Ce qui aurait dû être un vol d’essai d’une semaine pour le couple durera désormais plus de huit mois, a déterminé l’agence spatiale.

Les pilotes chevronnés sont bloqués dans l’espace depuis début juin.

Une cascade de pannes de propulseurs et de fuites d’hélium dans la nouvelle capsule a gâché leur voyage vers la station spatiale, et ils se sont retrouvés en attente pendant que les ingénieurs effectuaient des tests et débattaient de ce qu’il fallait faire pour le voyage de retour.

Après presque trois mois, la décision est finalement tombée samedi au plus haut niveau de la NASA. Butch Wilmore et Suni Williams reviendront à bord d’un vaisseau spatial de SpaceX en février.

Leur capsule Starliner vide se désamarrera début septembre et tentera de revenir en pilote automatique et d’atterrir dans le désert du Nouveau-Mexique.

En tant que pilotes d’essai du Starliner, le duo aurait dû superviser cette dernière étape critique du voyage.

« Un vol d’essai n’est par nature ni sûr ni routinier », a déclaré l’administrateur de la NASA Bill Nelson. « C’est pourquoi cette décision… est un engagement en faveur de la sécurité ».

« Cela n’a pas été une décision facile à prendre, mais c’est absolument la bonne », a ajouté Jim Free, administrateur associé de la NASA.

Ce fut un coup dur pour Boeing, qui s’ajoute aux inquiétudes de sécurité qui pèsent sur la compagnie du côté des avions. Boeing comptait sur le premier vol de l’équipage du Starliner pour relancer le programme en difficulté après des années de retards et de coûts en hausse.

La société avait insisté sur le fait que Starliner était sûr sur la base de tous les récents tests de propulseurs, tant dans l’espace qu’au sol.

Boeing n’a pas participé à la conférence de presse de la NASA samedi mais a publié un communiqué : « Boeing continue de se concentrer, avant tout, sur la sécurité de l’équipage et du vaisseau spatial. Nous exécutons la mission telle que déterminée par la NASA et nous préparons le vaisseau spatial pour un retour sans équipage sûr et réussi ».

Capitaines de la Marine à la retraite ayant déjà effectué des vols spatiaux de longue durée, Wilmore, 61 ans, et Williams, 58 ans, s’attendaient à des surprises lorsqu’ils ont accepté la croisière de mise au point d’un nouveau vaisseau spatial, mais pas tout à fait à cette ampleur.

Avant leur lancement le 5 juin depuis Cap Canaveral, en Floride, ils ont déclaré que leurs familles avaient accepté l’incertitude et le stress de leur carrière professionnelle il y a des décennies.

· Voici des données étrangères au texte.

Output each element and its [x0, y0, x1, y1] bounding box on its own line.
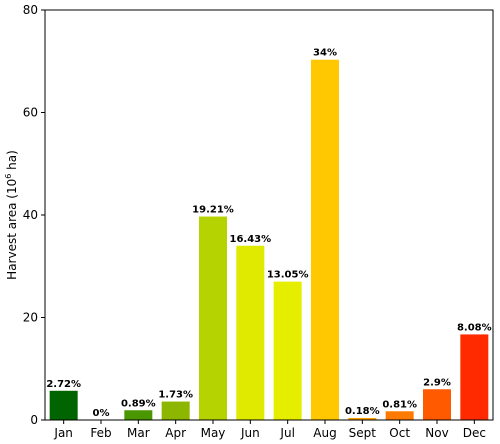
x-tick-label-nov: Nov	[425, 426, 448, 440]
x-tick-label-may: May	[201, 426, 226, 440]
y-tick-label-80: 80	[23, 3, 38, 17]
y-axis-ticks: 0 20 40 60 80	[23, 3, 45, 427]
data-label-nov: 2.9%	[423, 377, 451, 388]
bar-dec	[460, 334, 489, 420]
bar-aug	[311, 59, 339, 421]
y-tick-label-40: 40	[23, 208, 38, 222]
data-label-dec: 8.08%	[457, 322, 492, 333]
data-label-feb: 0%	[93, 408, 110, 419]
x-tick-label-jan: Jan	[53, 426, 73, 440]
x-tick-label-jun: Jun	[240, 426, 260, 440]
x-tick-label-oct: Oct	[389, 426, 410, 440]
y-axis-label-superscript: 6	[4, 174, 13, 179]
x-tick-label-apr: Apr	[165, 426, 186, 440]
bars-layer	[49, 59, 489, 421]
x-tick-label-dec: Dec	[463, 426, 486, 440]
x-tick-label-feb: Feb	[90, 426, 111, 440]
x-tick-label-jul: Jul	[279, 426, 294, 440]
y-tick-label-0: 0	[30, 413, 38, 427]
bar-may	[199, 216, 227, 420]
data-label-oct: 0.81%	[382, 399, 417, 410]
x-tick-label-aug: Aug	[313, 426, 336, 440]
data-label-jun: 16.43%	[230, 234, 272, 245]
plot-frame	[44, 9, 494, 421]
y-tick-label-20: 20	[23, 311, 38, 325]
y-tick-label-60: 60	[23, 106, 38, 120]
data-label-may: 19.21%	[192, 205, 234, 216]
x-axis-ticks: Jan Feb Mar Apr May Jun Jul Aug Sept Oct Nov Dec	[53, 420, 486, 440]
data-label-aug: 34%	[313, 48, 337, 59]
data-label-jul: 13.05%	[267, 270, 309, 281]
data-label-mar: 0.89%	[121, 398, 156, 409]
bar-jan	[49, 390, 78, 420]
data-label-apr: 1.73%	[158, 390, 193, 401]
x-tick-label-sept: Sept	[349, 426, 377, 440]
bar-apr	[161, 401, 190, 420]
data-label-jan: 2.72%	[46, 379, 81, 390]
bar-mar	[124, 410, 153, 420]
x-tick-label-mar: Mar	[127, 426, 150, 440]
bar-nov	[423, 389, 451, 420]
bar-sept	[348, 417, 377, 420]
y-axis-label-suffix: ha)	[5, 150, 19, 173]
axes-layer	[44, 9, 494, 421]
bar-oct	[385, 411, 414, 420]
bar-jul	[273, 281, 302, 420]
bar-jun	[236, 245, 265, 420]
y-axis-label-prefix: Harvest area (10	[5, 179, 19, 280]
data-labels-layer: 2.72% 0% 0.89%1.73% 19.21% 16.43% 13.05% 34% 0.…	[46, 48, 491, 419]
y-axis-label: Harvest area (106 ha)	[4, 150, 19, 280]
data-label-sept: 0.18%	[345, 406, 380, 417]
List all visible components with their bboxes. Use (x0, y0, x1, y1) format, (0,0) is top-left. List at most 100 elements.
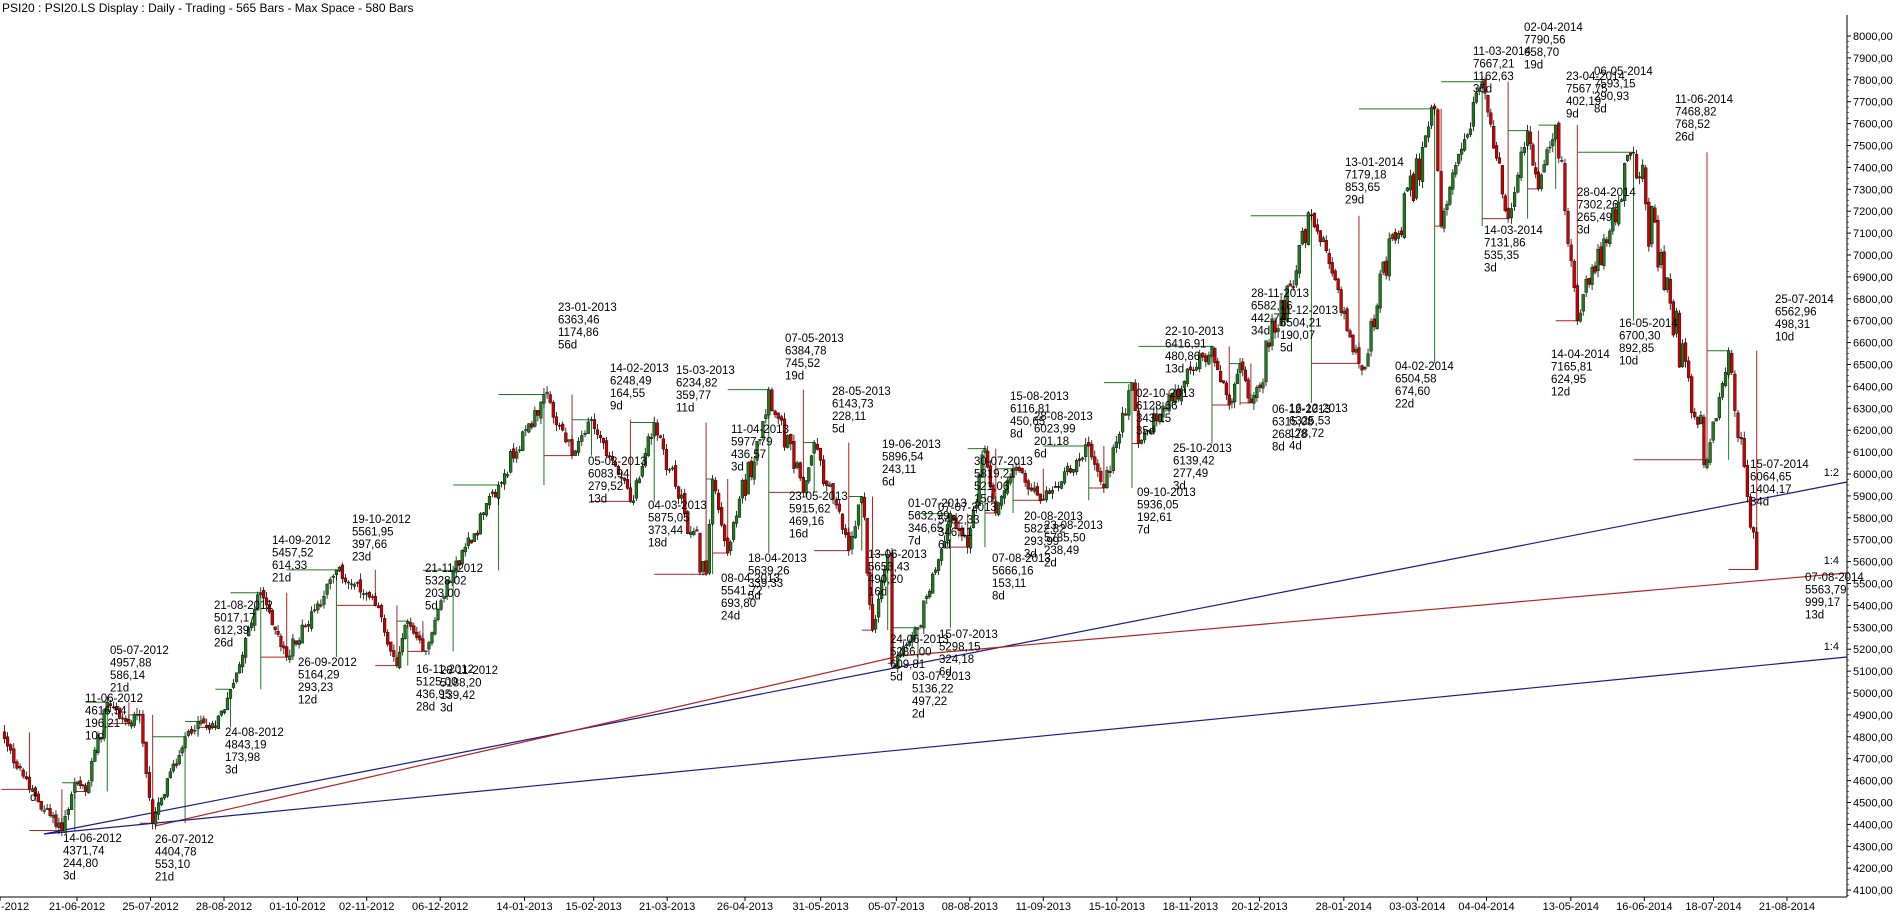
candle-body (809, 455, 814, 466)
pivot-annotation-line: 7567,75 (1566, 84, 1608, 96)
candle-body (382, 618, 387, 633)
pivot-annotation-line: 5915,62 (789, 504, 831, 516)
candle-body (1659, 251, 1663, 265)
candle-body (168, 771, 172, 778)
price-tick-label: 5400,00 (1853, 600, 1893, 612)
candle-body (1047, 490, 1051, 494)
price-tick-label: 5700,00 (1853, 535, 1893, 547)
candle-body (643, 453, 647, 467)
candle-body (1357, 347, 1361, 364)
pivot-annotation-line: 201,18 (1034, 436, 1069, 448)
pivot-annotation-line: 26-09-2012 (298, 657, 357, 669)
candle-body (253, 608, 257, 626)
candle-body (386, 631, 390, 645)
candle-body (1551, 139, 1555, 147)
pivot-annotation-line: 5286,00 (890, 647, 932, 659)
candle-body (105, 701, 109, 713)
candle-body (1306, 212, 1310, 245)
candle-body (1509, 208, 1513, 219)
candle-body (328, 579, 332, 584)
candle-body (1345, 308, 1349, 331)
candle-body (63, 816, 67, 833)
pivot-annotation-line: 16d (868, 587, 887, 599)
candle-body (1647, 201, 1651, 247)
candle-body (1044, 490, 1048, 501)
candle-body (1276, 328, 1280, 332)
candle-body (1572, 261, 1576, 288)
candle-body (1593, 265, 1597, 273)
candle-body (1708, 442, 1712, 463)
candle-body (1002, 490, 1007, 499)
pivot-annotation-line: 30-07-2013 (974, 456, 1033, 468)
candle-body (931, 573, 935, 594)
pivot-annotation-line: 6363,46 (558, 315, 600, 327)
pivot-annotation-line: 139,42 (440, 690, 475, 702)
pivot-annotation-line: 24-08-2012 (225, 727, 284, 739)
pivot-annotation-line: 436,95 (416, 689, 451, 701)
candle-body (273, 626, 277, 630)
candle-body (868, 571, 872, 605)
pivot-annotation-line: 153,11 (992, 578, 1026, 590)
pivot-annotation-line: 5785,50 (1044, 533, 1086, 545)
candle-body (1399, 230, 1403, 236)
pivot-annotation-line: 6d (939, 667, 952, 679)
candle-body (180, 747, 184, 754)
pivot-annotation-line: 612,39 (214, 625, 249, 637)
candle-body (1420, 147, 1425, 182)
candle-body (361, 593, 365, 595)
candle-body (1059, 481, 1064, 489)
candle-body (1378, 273, 1382, 309)
date-tick-label: 15-10-2013 (1089, 901, 1145, 913)
pivot-annotation-line: 13d (1165, 364, 1184, 376)
pivot-annotation-line: 15d (974, 494, 993, 506)
pivot-annotation-line: 346,65 (908, 523, 943, 535)
annotation-layer: 11-06-20124616,54196,2110dd14-06-2012437… (30, 22, 1864, 884)
pivot-annotation-line: 7302,26 (1577, 200, 1619, 212)
candle-body (619, 477, 624, 479)
pivot-annotation-line: 5d (1280, 343, 1293, 355)
candle-body (573, 450, 577, 456)
pivot-annotation-line: d (30, 792, 36, 804)
candle-body (1433, 105, 1437, 110)
price-tick-label: 7500,00 (1853, 141, 1893, 153)
candle-body (734, 515, 739, 524)
candle-body (1534, 167, 1538, 175)
date-tick-label: 06-12-2012 (412, 901, 468, 913)
pivot-annotation-line: 07-05-2013 (785, 333, 844, 345)
pivot-annotation-line: 5632,99 (908, 511, 950, 523)
pivot-annotation-line: 658,70 (1524, 47, 1559, 59)
pivot-annotation-line: 12d (1551, 387, 1570, 399)
candle-body (1554, 124, 1558, 140)
candle-body (1503, 195, 1507, 211)
candle-body (1414, 158, 1419, 199)
candle-body (337, 566, 342, 572)
pivot-annotation-line: 5977,79 (731, 437, 773, 449)
price-tick-label: 4100,00 (1853, 885, 1893, 897)
candle-body (288, 655, 292, 660)
candle-body (714, 480, 718, 492)
pivot-annotation-line: 18-04-2013 (748, 553, 807, 565)
date-tick-label: 18-07-2014 (1685, 901, 1741, 913)
candle-body (1492, 126, 1496, 149)
candle-body (1227, 394, 1231, 406)
price-tick-label: 5300,00 (1853, 622, 1893, 634)
candle-body (427, 642, 431, 650)
candle-body (1017, 466, 1021, 472)
candle-body (509, 451, 513, 473)
pivot-annotation-line: 35d (1473, 84, 1492, 96)
candle-body (664, 449, 669, 470)
candle-body (1182, 380, 1186, 388)
candle-body (1748, 496, 1753, 528)
candle-body (604, 440, 609, 457)
candle-body (1605, 239, 1609, 243)
candle-body (472, 533, 476, 543)
candle-body (601, 437, 606, 444)
candle-body (1108, 470, 1112, 473)
pivot-annotation-line: 28d (416, 702, 435, 714)
candle-body (999, 495, 1004, 506)
candle-body (637, 478, 641, 484)
pivot-annotation-line: 6128,66 (1136, 401, 1178, 413)
candle-body (1650, 206, 1654, 245)
candle-body (313, 609, 317, 612)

Lors de leur unique conférence de presse orbitale le mois dernier, ils ont déclaré qu’ils avaient confiance dans les tests de propulseurs en cours. Ils ont ajouté qu’ils n’avaient aucune plainte à formuler et qu’ils étaient ravis de participer aux travaux de la station spatiale.

Norm Knight, de la NASA, a déclaré avoir discuté avec les astronautes samedi et qu’ils soutenaient pleinement la décision de retarder leur retour. Il y avait très peu d’options.

La capsule SpaceX actuellement stationnée à l’ISS est réservée aux quatre résidents qui y sont depuis mars. Ils reviendront fin septembre, leur séjour prolongé d’un mois par le dilemme du Starliner.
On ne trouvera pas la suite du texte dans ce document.